Lake Saint Clair is about 26 miles (42 km) from north to south and about 24 miles (39 km) from east to west. This is a rather shallow lake for its size with an average depth of about 11 feet (3.4 m), and a maximum natural depth of 21.3 feet (6.5 m). However, it is 27 feet (8.2 m) deep in the navigation channel which has been dredged for lake freighter passage. Lake Saint Clair is fed with fresh water flowing out of Lake Huron to its north via the St. Clair River, which has an extensive river delta, the largest one within the Great Lakes System. Also, the Thames River and Sydenham River flow into Lake Saint Clair from Southwestern Ontario, and the Clinton River flows into it from Michigan. The outflow from Lake Saint Clair flows from its southwestern end into the Detroit River, and thence into Lake Erie.

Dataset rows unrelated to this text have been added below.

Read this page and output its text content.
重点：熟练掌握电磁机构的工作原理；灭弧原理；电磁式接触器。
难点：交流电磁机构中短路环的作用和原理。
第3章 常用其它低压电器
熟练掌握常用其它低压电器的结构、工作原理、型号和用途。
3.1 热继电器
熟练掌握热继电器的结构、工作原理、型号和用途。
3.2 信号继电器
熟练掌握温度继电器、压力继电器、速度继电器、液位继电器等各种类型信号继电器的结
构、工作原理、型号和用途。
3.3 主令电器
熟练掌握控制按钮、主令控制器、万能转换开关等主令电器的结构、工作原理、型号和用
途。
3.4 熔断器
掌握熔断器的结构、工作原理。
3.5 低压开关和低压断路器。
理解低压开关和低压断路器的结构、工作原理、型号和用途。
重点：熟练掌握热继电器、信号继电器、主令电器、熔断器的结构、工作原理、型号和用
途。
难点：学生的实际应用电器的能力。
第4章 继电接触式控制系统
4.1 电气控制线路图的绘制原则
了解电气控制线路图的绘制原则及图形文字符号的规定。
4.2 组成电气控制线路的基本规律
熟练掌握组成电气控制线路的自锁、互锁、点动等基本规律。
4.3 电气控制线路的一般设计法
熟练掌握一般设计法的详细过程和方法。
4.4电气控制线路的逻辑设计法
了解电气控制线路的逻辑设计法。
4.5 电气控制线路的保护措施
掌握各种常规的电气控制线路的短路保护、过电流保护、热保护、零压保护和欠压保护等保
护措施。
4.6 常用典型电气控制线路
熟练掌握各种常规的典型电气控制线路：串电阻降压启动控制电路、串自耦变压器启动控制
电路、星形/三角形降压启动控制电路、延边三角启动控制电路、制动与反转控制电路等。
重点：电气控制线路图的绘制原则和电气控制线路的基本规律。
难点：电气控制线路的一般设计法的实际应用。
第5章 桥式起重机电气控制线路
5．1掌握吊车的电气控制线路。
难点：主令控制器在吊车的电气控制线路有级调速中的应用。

The tarry time (i.e. the time between entering and leaving) of the water in Lake St. Clair averages about seven days, but this can vary from as little as two to as many as thirty days, depending on the direction of the winds, the water circulation patterns, and the seasonal amount of water that is flowing out of Lake Huron. If the water flows through the navigation channel, which is maintained by the U.S. Army Corps of Engineers, the time the water remains in the lake is about two days.